Input Output Global (IOG), the primary engineering group behind Cardano, has proposed a major consensus upgrade designed to increase the blockchain’s transaction capacity by up to 65 times. The initiative, named Leios, aims to push throughput to over 1,000 transactions per second as the network positions itself for long-term growth.
“Cardano is at a pivotal moment,” said Jeff Watson, head of technology at Input Output’s Cardano business unit, in a statement on Tuesday. “These proposals are about finishing what was started – increasing utility and improving the experience across the ecosystem, while positioning the network for its next phase of growth.”
The development team is requesting ₳27.7 million (approximately $6.9 million as of April 29) from the Cardano treasury to fund the next phase of Leios' development. The upgrade could enable the network to process 200 kilobytes of transactions per second, a significant jump from its current sustained capacity of a few kilobytes per second. The proposal comes as on-chain data shows large investors are accumulating ADA, with whale wallets adding tokens worth $214 million in recent weeks while the price hovered near its 52-week low of $0.24.

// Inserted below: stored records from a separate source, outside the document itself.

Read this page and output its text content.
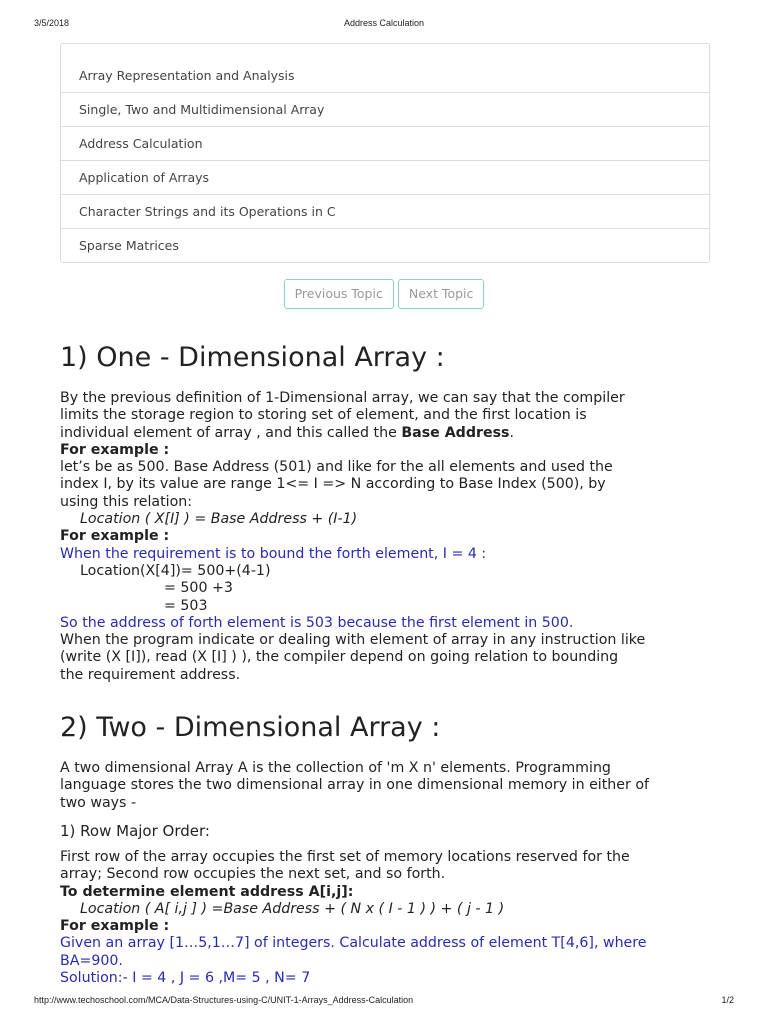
3/5/2018	Address Calculation
Array Representation and Analysis
Single, Two and Multidimensional Array
Address Calculation
Application of Arrays
Character Strings and its Operations in C
Sparse Matrices
Previous Topic Next Topic
1) One - Dimensional Array :
By the previous definition of 1-Dimensional array, we can say that the compiler
limits the storage region to storing set of element, and the first location is
individual element of array , and this called the Base Address.
For example :
let’s be as 500. Base Address (501) and like for the all elements and used the
index I, by its value are range 1<= I => N according to Base Index (500), by
using this relation:
Location ( X[I] ) = Base Address + (I-1)
For example :
When the requirement is to bound the forth element, I = 4 :
Location(X[4])= 500+(4-1)
= 500 +3
= 503
So the address of forth element is 503 because the first element in 500.
When the program indicate or dealing with element of array in any instruction like
(write (X [I]), read (X [I] ) ), the compiler depend on going relation to bounding
the requirement address.
2) Two - Dimensional Array :
A two dimensional Array A is the collection of 'm X n' elements. Programming
language stores the two dimensional array in one dimensional memory in either of
two ways -
1) Row Major Order:
First row of the array occupies the first set of memory locations reserved for the
array; Second row occupies the next set, and so forth.
To determine element address A[i,j]:
Location ( A[ i,j ] ) =Base Address + ( N x ( I - 1 ) ) + ( j - 1 )
For example :
Given an array [1…5,1…7] of integers. Calculate address of element T[4,6], where
BA=900.
Solution:- I = 4 , J = 6 ,M= 5 , N= 7
http://www.techoschool.com/MCA/Data-Structures-using-C/UNIT-1-Arrays_Address-Calculation	1/2
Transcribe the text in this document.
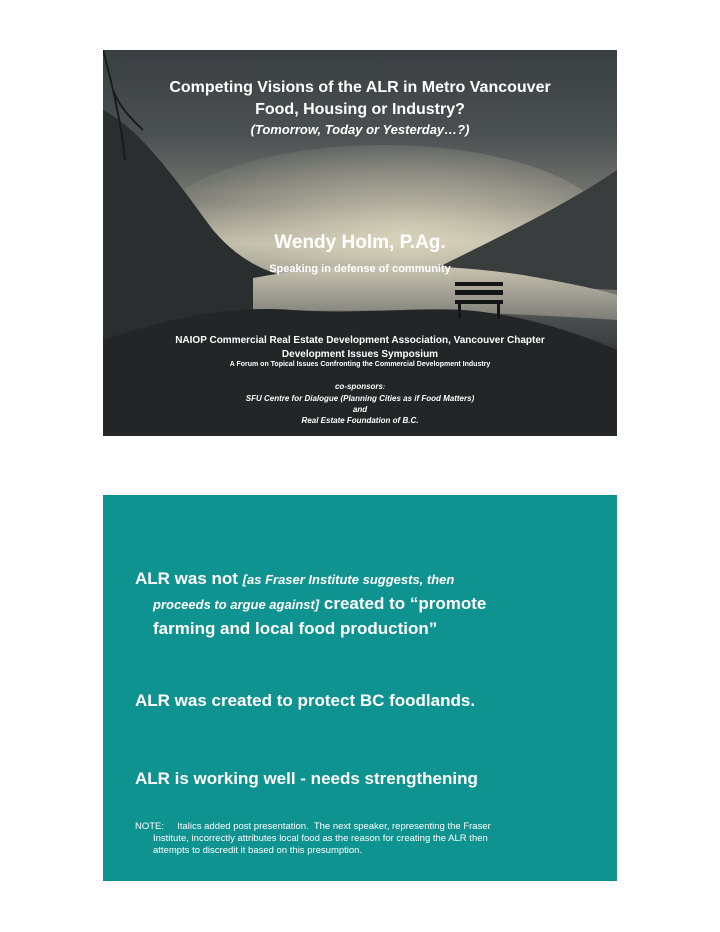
Competing Visions of the ALR in Metro Vancouver
Food, Housing or Industry?
(Tomorrow, Today or Yesterday…?)
Wendy Holm, P.Ag.
Speaking in defense of community
NAIOP Commercial Real Estate Development Association, Vancouver Chapter
Development Issues Symposium
A Forum on Topical Issues Confronting the Commercial Development Industry
co-sponsors:
SFU Centre for Dialogue (Planning Cities as if Food Matters)
and
Real Estate Foundation of B.C.
ALR was not [as Fraser Institute suggests, then
proceeds to argue against] created to “promote
farming and local food production”
ALR was created to protect BC foodlands.
ALR is working well - needs strengthening
NOTE:     Italics added post presentation.  The next speaker, representing the Fraser
Institute, incorrectly attributes local food as the reason for creating the ALR then
attempts to discredit it based on this presumption.
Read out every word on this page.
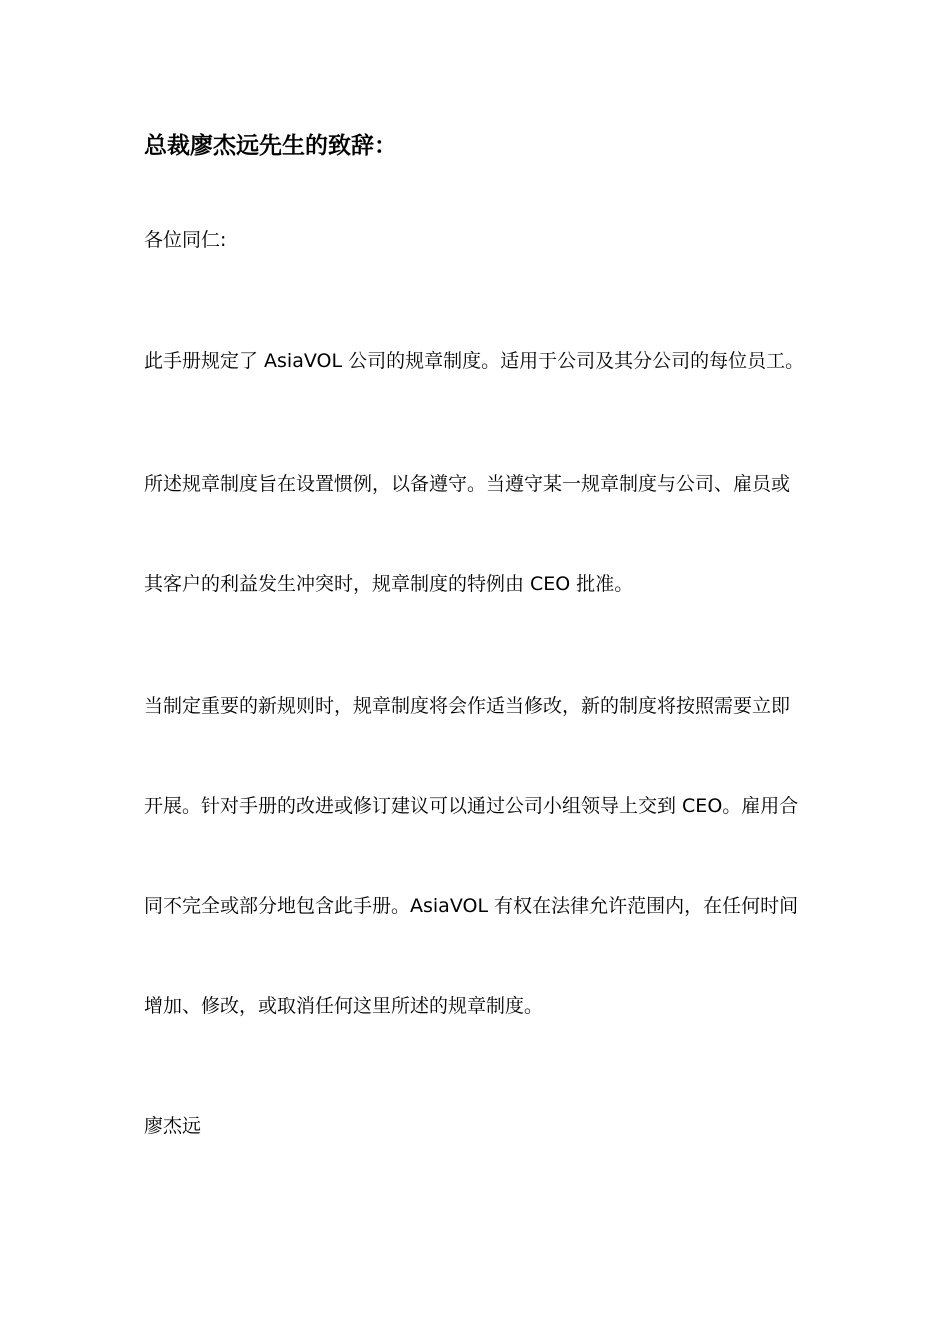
总裁廖杰远先生的致辞：
各位同仁:
此手册规定了 AsiaVOL 公司的规章制度。适用于公司及其分公司的每位员工。
所述规章制度旨在设置惯例，以备遵守。当遵守某一规章制度与公司、雇员或
其客户的利益发生冲突时，规章制度的特例由 CEO 批准。
当制定重要的新规则时，规章制度将会作适当修改，新的制度将按照需要立即
开展。针对手册的改进或修订建议可以通过公司小组领导上交到 CEO。雇用合
同不完全或部分地包含此手册。AsiaVOL 有权在法律允许范围内，在任何时间
增加、修改，或取消任何这里所述的规章制度。
廖杰远
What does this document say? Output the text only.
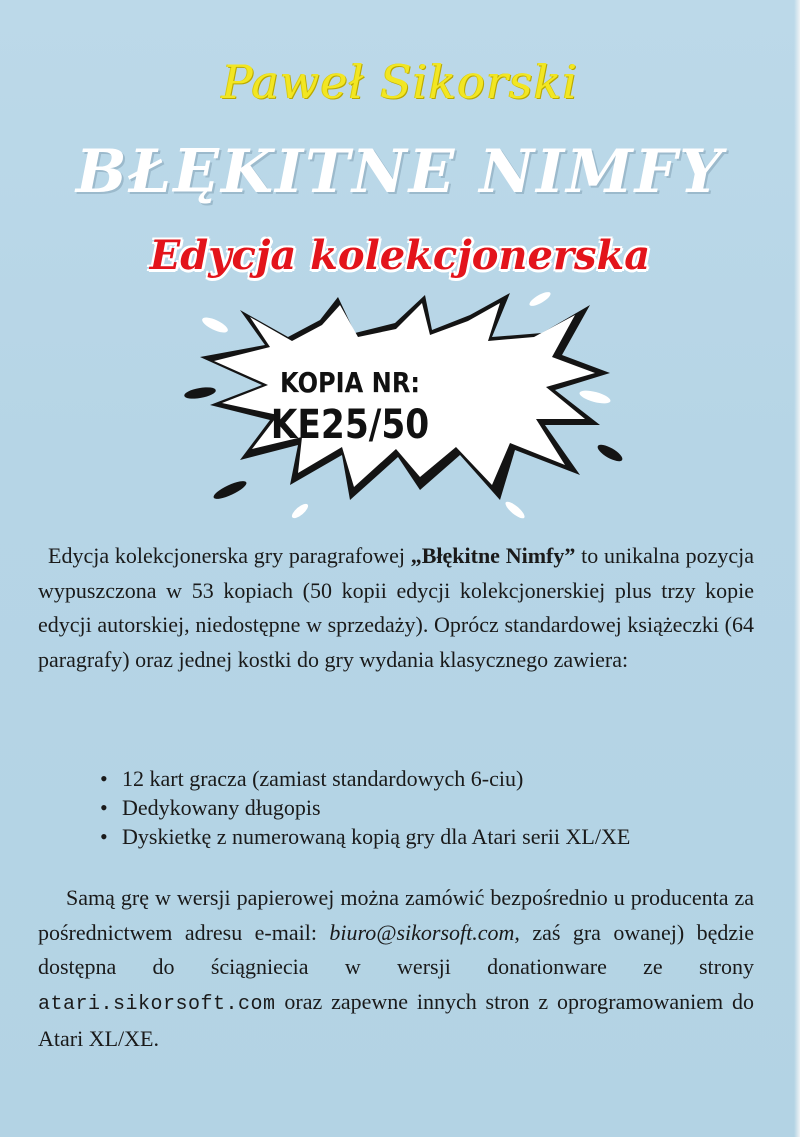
Paweł Sikorski
BŁĘKITNE NIMFY
Edycja kolekcjonerska
KOPIA NR:
KE25/50
Edycja kolekcjonerska gry paragrafowej „Błękitne Nimfy” to unikalna pozycja wypuszczona w 53 kopiach (50 kopii edycji kolekcjonerskiej plus trzy kopie edycji autorskiej, niedostępne w sprzedaży). Oprócz standardowej książeczki (64 paragrafy) oraz jednej kostki do gry wydania klasycznego zawiera:
• 12 kart gracza (zamiast standardowych 6-ciu)
• Dedykowany długopis
• Dyskietkę z numerowaną kopią gry dla Atari serii XL/XE
Samą grę w wersji papierowej można zamówić bezpośrednio u producenta za pośrednictwem adresu e-mail: biuro@sikorsoft.com, zaś gra owanej) będzie dostępna do ściągniecia w wersji donationware ze strony atari.sikorsoft.com oraz zapewne innych stron z oprogramowaniem do Atari XL/XE.
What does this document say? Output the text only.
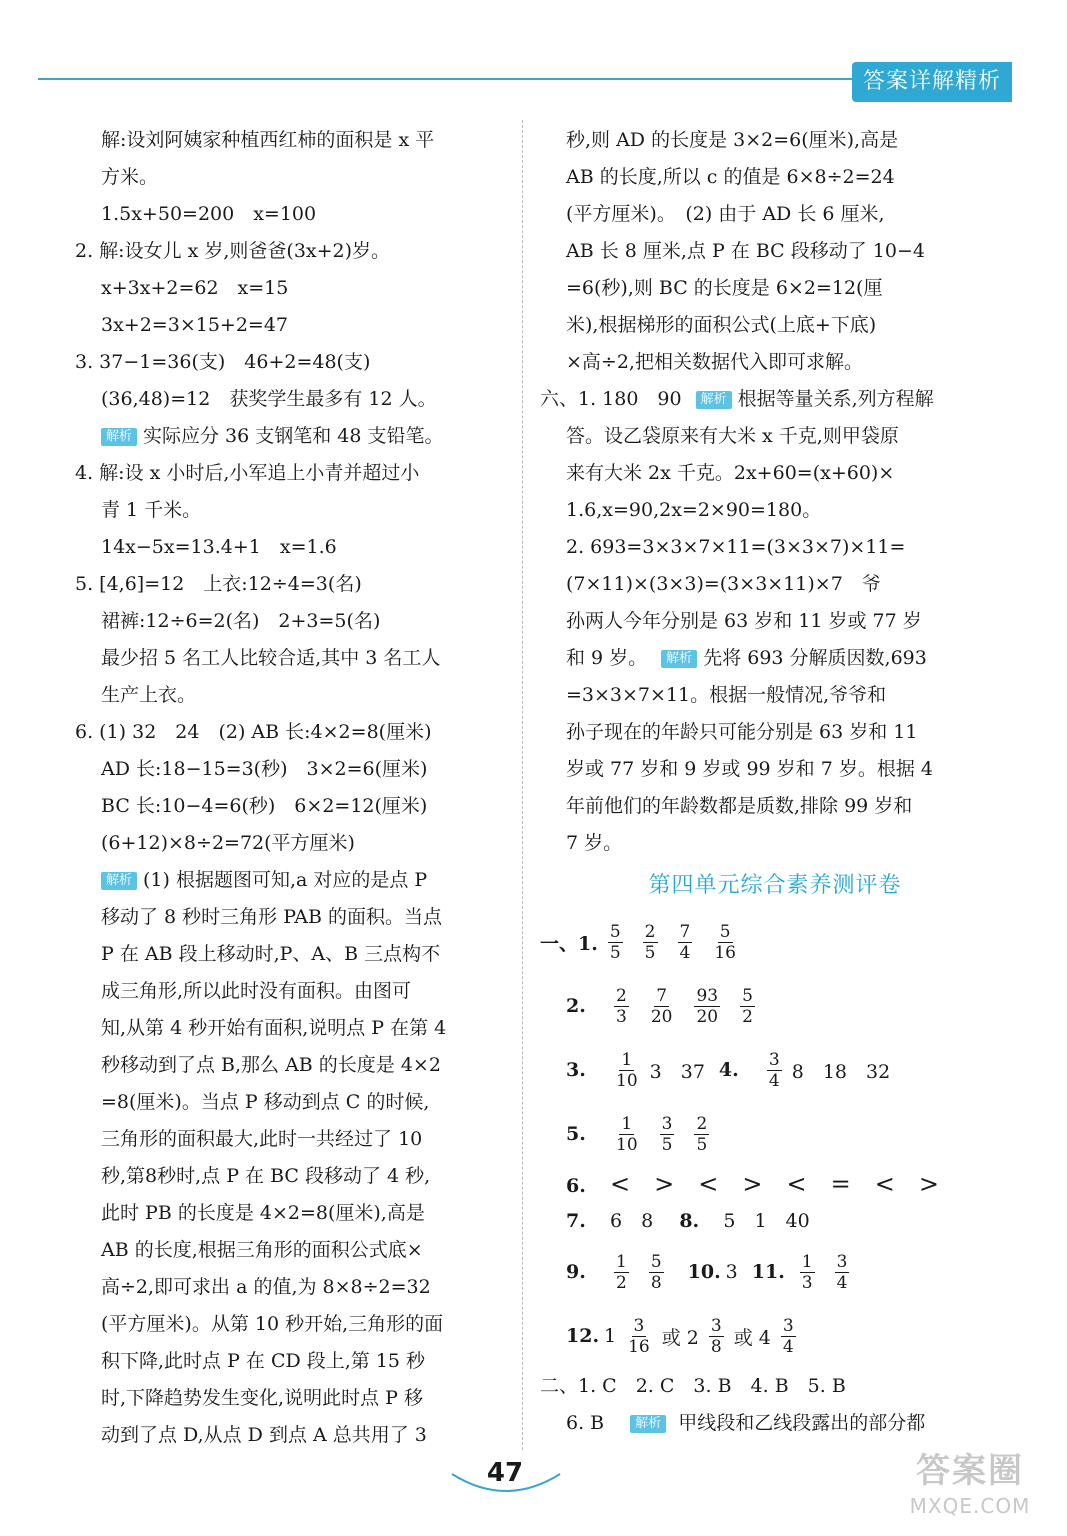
答案详解精析
解:设刘阿姨家种植西红柿的面积是 x 平
方米。
1.5x+50=200　x=100
2. 解:设女儿 x 岁,则爸爸(3x+2)岁。
x+3x+2=62　x=15
3x+2=3×15+2=47
3. 37−1=36(支)　46+2=48(支)
(36,48)=12　获奖学生最多有 12 人。
解析 实际应分 36 支钢笔和 48 支铅笔。
4. 解:设 x 小时后,小军追上小青并超过小
青 1 千米。
14x−5x=13.4+1　x=1.6
5. [4,6]=12　上衣:12÷4=3(名)
裙裤:12÷6=2(名)　2+3=5(名)
最少招 5 名工人比较合适,其中 3 名工人
生产上衣。
6. (1) 32　24　(2) AB 长:4×2=8(厘米)
AD 长:18−15=3(秒)　3×2=6(厘米)
BC 长:10−4=6(秒)　6×2=12(厘米)
(6+12)×8÷2=72(平方厘米)
解析 (1) 根据题图可知,a 对应的是点 P
移动了 8 秒时三角形 PAB 的面积。当点
P 在 AB 段上移动时,P、A、B 三点构不
成三角形,所以此时没有面积。由图可
知,从第 4 秒开始有面积,说明点 P 在第 4
秒移动到了点 B,那么 AB 的长度是 4×2
=8(厘米)。当点 P 移动到点 C 的时候,
三角形的面积最大,此时一共经过了 10
秒,第8秒时,点 P 在 BC 段移动了 4 秒,
此时 PB 的长度是 4×2=8(厘米),高是
AB 的长度,根据三角形的面积公式底×
高÷2,即可求出 a 的值,为 8×8÷2=32
(平方厘米)。从第 10 秒开始,三角形的面
积下降,此时点 P 在 CD 段上,第 15 秒
时,下降趋势发生变化,说明此时点 P 移
动到了点 D,从点 D 到点 A 总共用了 3
秒,则 AD 的长度是 3×2=6(厘米),高是
AB 的长度,所以 c 的值是 6×8÷2=24
(平方厘米)。　(2) 由于 AD 长 6 厘米,
AB 长 8 厘米,点 P 在 BC 段移动了 10−4
=6(秒),则 BC 的长度是 6×2=12(厘
米),根据梯形的面积公式(上底+下底)
×高÷2,把相关数据代入即可求解。
六、1. 180　90 解析 根据等量关系,列方程解
答。设乙袋原来有大米 x 千克,则甲袋原
来有大米 2x 千克。2x+60=(x+60)×
1.6,x=90,2x=2×90=180。
2. 693=3×3×7×11=(3×3×7)×11=
(7×11)×(3×3)=(3×3×11)×7　爷
孙两人今年分别是 63 岁和 11 岁或 77 岁
和 9 岁。 解析 先将 693 分解质因数,693
=3×3×7×11。根据一般情况,爷爷和
孙子现在的年龄只可能分别是 63 岁和 11
岁或 77 岁和 9 岁或 99 岁和 7 岁。根据 4
年前他们的年龄数都是质数,排除 99 岁和
7 岁。
第四单元综合素养测评卷
一、1. $\frac{5}{5} \frac{2}{5} \frac{7}{4} \frac{5}{16}$
2.	$\frac{2}{3} \frac{7}{20} \frac{93}{20} \frac{5}{2}$
3.	$\frac{1}{10} 3$　37 4.	$\frac{3}{4} 8$　18　32
5.	$\frac{1}{10} \frac{3}{5} \frac{2}{5}$
6. < > < > < = < >
7. 6　8 8. 5　1　40
9.	$\frac{1}{2} \frac{5}{8} 10$. 3 11. $\frac{1}{3} \frac{3}{4}$
12. $1 \frac{3}{16}$ 或 $2 \frac{3}{8}$ 或 $4 \frac{3}{4}$
二、1. C　2. C　3. B　4. B　5. B
6. B 解析 甲线段和乙线段露出的部分都
47	答案圈
MXQE.COM
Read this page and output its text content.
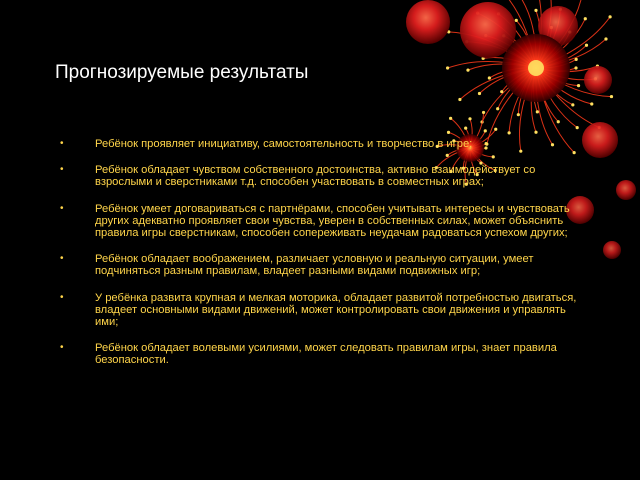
Прогнозируемые результаты
•	Ребёнок проявляет инициативу, самостоятельность и творчество в игре;
•	Ребёнок обладает чувством собственного достоинства, активно взаимодействует со взрослыми и сверстниками т.д. способен участвовать в совместных играх;
•	Ребёнок умеет договариваться с партнёрами, способен учитывать интересы и чувствовать других адекватно проявляет свои чувства, уверен в собственных силах, может объяснить правила игры сверстникам, способен сопереживать неудачам радоваться успехом других;
•	Ребёнок обладает воображением, различает условную и реальную ситуации, умеет подчиняться разным правилам, владеет разными видами подвижных игр;
•	У ребёнка развита крупная и мелкая моторика, обладает развитой потребностью двигаться, владеет основными видами движений, может контролировать свои движения и управлять ими;
•	Ребёнок обладает волевыми усилиями, может следовать правилам игры, знает правила безопасности.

This initiative is the cornerstone of Cardano’s 2030 vision, which targets scaling monthly transaction volumes from around 800,000 to more than 27 million. Higher throughput is considered essential for generating sufficient transaction fee revenue to sustain the network as its treasury reserve declines. A vote by ADA holders on the Leios budget will conclude on May 24, testing the network's decentralized governance model.
A Two-Pronged Scaling Approach
The Leios upgrade is a multi-year effort that builds on Cardano's existing Ouroboros Praos consensus mechanism rather than replacing it. Led by IOG product manager Carlos López De Lara, the project introduces endorser blocks and committee-based validation to boost efficiency while preserving decentralization. An alpha version of the public testnet is scheduled to launch by June 2026.
Running in parallel is the Van-Rossem hard fork, scheduled for late June 2026. This separate upgrade targets performance improvements for Plutus, Cardano's smart-contract platform. Together, the two initiatives aim to address network congestion that has occasionally surfaced during high-profile token launches and prepare the blockchain for wider adoption in decentralized finance and real-world asset tokenization.
Whale Accumulation Signals Support
While Cardano’s ADA token trades near $0.25, down roughly 65 percent over the past year, large investors have been quietly increasing their holdings. According to market intelligence firms, the number of wallets holding substantial ADA positions has climbed to 424, a four-month high. This accumulation near the critical $0.245 support level suggests some large players see value ahead of the scaling upgrades.
The optimism is tempered by regulatory headwinds in the United States. Cardano founder Charles Hoskinson has warned that proposed legislation could potentially lead to ADA being classified as a security, which would impact its liquidity and exchange listings. However, the ecosystem continues to expand, with the partner chain Midnight launching in March 2026 to offer confidential smart contracts for regulated industries.
This article is for informational purposes only and does not constitute investment advice.